IB DP Math MAA SL : IB Style Mock Exams – Set 5 Paper 2
Question
The diagram shows a solid hemisphere with centre \( A(6,-1,-3) \). Point \( B(4,-5,-9) \) lies on the curved surface.
(a) Find \( AB \), the radius of the hemisphere.
(b) Hence, find the total surface area of the solid hemisphere.
(b) Hence, find the total surface area of the solid hemisphere.
▶️ Answer/Explanation
(a)
Using the 3D distance formula:
\( AB = \sqrt{(6-4)^2 + (-1+5)^2 + (-3+9)^2} \)
\( = \sqrt{2^2 + 4^2 + 6^2} = \sqrt{4 + 16 + 36} = \sqrt{56} \)

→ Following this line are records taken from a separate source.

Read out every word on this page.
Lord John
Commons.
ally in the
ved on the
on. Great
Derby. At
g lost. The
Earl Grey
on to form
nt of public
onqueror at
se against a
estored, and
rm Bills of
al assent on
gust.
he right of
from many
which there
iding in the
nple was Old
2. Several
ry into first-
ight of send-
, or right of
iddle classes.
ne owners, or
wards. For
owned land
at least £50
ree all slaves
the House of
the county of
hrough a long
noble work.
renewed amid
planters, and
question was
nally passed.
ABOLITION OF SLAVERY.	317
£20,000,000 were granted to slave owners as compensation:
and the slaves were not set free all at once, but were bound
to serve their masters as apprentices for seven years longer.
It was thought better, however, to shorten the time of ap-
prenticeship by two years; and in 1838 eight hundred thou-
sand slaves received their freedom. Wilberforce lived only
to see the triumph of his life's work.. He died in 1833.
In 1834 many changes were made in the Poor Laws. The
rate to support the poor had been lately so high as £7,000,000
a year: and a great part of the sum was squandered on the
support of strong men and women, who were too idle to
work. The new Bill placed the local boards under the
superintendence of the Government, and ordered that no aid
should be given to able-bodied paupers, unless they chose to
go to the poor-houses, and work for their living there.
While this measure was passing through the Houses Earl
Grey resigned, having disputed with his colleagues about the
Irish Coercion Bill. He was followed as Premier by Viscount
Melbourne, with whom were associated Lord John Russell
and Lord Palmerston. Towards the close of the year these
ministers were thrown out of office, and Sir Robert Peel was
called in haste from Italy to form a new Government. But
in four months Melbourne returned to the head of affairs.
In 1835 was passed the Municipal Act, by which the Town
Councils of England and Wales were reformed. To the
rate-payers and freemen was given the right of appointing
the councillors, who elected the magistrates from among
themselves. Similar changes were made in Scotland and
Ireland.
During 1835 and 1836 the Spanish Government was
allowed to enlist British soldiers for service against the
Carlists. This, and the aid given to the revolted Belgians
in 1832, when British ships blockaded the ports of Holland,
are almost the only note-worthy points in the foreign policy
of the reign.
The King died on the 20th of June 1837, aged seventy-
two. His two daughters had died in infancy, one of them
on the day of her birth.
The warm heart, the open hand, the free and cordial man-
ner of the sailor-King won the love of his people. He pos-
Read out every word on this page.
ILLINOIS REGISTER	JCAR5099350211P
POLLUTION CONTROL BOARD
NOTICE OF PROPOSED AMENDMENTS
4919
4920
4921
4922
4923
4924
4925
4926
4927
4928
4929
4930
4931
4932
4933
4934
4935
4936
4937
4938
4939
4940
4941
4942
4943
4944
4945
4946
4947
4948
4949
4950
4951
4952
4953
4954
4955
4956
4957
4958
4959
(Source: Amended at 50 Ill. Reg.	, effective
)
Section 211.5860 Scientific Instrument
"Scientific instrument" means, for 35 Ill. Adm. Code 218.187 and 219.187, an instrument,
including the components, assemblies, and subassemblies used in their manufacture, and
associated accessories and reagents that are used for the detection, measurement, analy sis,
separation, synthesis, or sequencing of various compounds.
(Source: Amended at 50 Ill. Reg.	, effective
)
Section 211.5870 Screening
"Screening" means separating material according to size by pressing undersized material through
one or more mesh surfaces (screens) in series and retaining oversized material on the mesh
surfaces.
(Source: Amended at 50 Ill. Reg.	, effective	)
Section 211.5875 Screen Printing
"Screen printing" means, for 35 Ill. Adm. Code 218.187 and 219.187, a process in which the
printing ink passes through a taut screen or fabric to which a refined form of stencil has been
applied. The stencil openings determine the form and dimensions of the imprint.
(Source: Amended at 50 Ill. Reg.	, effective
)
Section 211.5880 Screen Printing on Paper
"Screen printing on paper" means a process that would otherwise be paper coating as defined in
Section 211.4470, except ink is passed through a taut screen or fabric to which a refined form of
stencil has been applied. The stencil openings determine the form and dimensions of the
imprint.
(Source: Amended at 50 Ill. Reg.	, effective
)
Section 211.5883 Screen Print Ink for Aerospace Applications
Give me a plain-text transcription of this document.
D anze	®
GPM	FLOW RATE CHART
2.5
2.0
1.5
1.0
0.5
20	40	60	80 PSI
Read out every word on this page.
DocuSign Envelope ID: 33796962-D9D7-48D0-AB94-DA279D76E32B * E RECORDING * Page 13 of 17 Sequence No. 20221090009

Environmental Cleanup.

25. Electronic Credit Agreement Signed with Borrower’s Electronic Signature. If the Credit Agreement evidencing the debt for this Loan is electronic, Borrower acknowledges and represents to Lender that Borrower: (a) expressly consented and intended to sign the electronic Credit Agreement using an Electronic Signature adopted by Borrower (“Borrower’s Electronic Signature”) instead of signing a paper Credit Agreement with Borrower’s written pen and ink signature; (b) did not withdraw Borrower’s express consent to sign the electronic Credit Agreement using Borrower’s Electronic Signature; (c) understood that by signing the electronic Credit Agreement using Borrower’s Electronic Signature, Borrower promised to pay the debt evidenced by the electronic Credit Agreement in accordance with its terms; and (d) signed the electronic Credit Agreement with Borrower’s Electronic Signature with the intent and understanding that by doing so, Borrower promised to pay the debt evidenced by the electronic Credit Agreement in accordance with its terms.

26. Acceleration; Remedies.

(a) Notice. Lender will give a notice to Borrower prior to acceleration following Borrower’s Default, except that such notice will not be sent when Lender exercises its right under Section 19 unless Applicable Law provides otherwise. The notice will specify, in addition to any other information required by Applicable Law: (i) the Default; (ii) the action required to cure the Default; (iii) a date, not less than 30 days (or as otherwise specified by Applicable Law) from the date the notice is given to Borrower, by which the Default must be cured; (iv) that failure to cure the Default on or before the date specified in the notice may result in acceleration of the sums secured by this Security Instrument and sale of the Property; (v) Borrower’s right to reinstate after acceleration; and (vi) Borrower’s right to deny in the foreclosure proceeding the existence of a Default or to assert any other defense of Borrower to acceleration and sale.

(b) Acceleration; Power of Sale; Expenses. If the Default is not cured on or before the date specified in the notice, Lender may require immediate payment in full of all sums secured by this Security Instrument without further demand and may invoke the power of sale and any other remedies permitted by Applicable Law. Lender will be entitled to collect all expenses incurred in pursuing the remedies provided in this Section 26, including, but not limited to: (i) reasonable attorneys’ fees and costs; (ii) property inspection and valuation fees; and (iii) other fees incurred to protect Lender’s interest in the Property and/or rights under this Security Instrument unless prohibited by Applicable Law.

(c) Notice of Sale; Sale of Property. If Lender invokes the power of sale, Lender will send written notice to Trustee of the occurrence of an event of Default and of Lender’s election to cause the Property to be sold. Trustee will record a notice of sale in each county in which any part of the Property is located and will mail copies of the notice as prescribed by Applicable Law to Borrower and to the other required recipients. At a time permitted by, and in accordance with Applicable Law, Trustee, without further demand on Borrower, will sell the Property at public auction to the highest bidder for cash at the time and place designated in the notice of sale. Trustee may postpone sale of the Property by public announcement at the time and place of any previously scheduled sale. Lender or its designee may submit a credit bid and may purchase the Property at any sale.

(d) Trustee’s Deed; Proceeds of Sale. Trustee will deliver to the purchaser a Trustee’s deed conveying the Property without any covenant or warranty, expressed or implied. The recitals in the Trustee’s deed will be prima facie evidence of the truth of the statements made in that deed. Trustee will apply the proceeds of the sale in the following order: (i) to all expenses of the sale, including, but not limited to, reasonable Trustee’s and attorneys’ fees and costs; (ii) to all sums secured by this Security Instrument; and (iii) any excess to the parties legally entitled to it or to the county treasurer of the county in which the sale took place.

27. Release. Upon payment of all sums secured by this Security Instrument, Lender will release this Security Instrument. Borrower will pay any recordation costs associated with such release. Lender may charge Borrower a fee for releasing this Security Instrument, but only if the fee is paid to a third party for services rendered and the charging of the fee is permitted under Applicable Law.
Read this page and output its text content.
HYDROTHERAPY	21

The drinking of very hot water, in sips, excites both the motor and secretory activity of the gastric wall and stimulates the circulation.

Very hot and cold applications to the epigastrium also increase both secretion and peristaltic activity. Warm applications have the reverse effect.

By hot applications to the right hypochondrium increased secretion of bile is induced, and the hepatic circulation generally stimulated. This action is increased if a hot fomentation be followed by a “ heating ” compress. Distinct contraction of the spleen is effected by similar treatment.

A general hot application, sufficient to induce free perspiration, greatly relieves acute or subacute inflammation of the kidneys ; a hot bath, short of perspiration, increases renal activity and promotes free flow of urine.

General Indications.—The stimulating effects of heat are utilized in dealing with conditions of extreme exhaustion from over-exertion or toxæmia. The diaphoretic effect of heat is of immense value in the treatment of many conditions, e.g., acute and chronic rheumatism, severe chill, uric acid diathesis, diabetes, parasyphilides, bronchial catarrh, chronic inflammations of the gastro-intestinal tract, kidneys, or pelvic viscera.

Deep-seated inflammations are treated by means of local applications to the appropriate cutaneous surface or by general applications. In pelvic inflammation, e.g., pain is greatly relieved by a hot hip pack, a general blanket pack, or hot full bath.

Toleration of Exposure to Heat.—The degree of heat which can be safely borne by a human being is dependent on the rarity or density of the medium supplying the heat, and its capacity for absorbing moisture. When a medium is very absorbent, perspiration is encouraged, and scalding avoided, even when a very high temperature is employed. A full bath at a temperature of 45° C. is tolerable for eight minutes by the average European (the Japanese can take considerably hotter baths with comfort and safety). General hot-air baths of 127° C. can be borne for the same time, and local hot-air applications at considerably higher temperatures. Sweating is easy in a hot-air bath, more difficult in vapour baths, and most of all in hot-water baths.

\( AB = 2\sqrt{14} \) (exact) or \( \approx 7.48 \) (to 3 s.f.).
(b)
Total surface area of a solid hemisphere:
Curved surface area \( = 2\pi r^2 \), base area \( = \pi r^2 \)
Total \( = 3\pi r^2 \).
Using \( r = 2\sqrt{14} \):
\( r^2 = 56 \)
\( \text{Surface area} = 3\pi \times 56 = 168\pi \) (exact) \( \approx 528 \) (to 3 s.f.).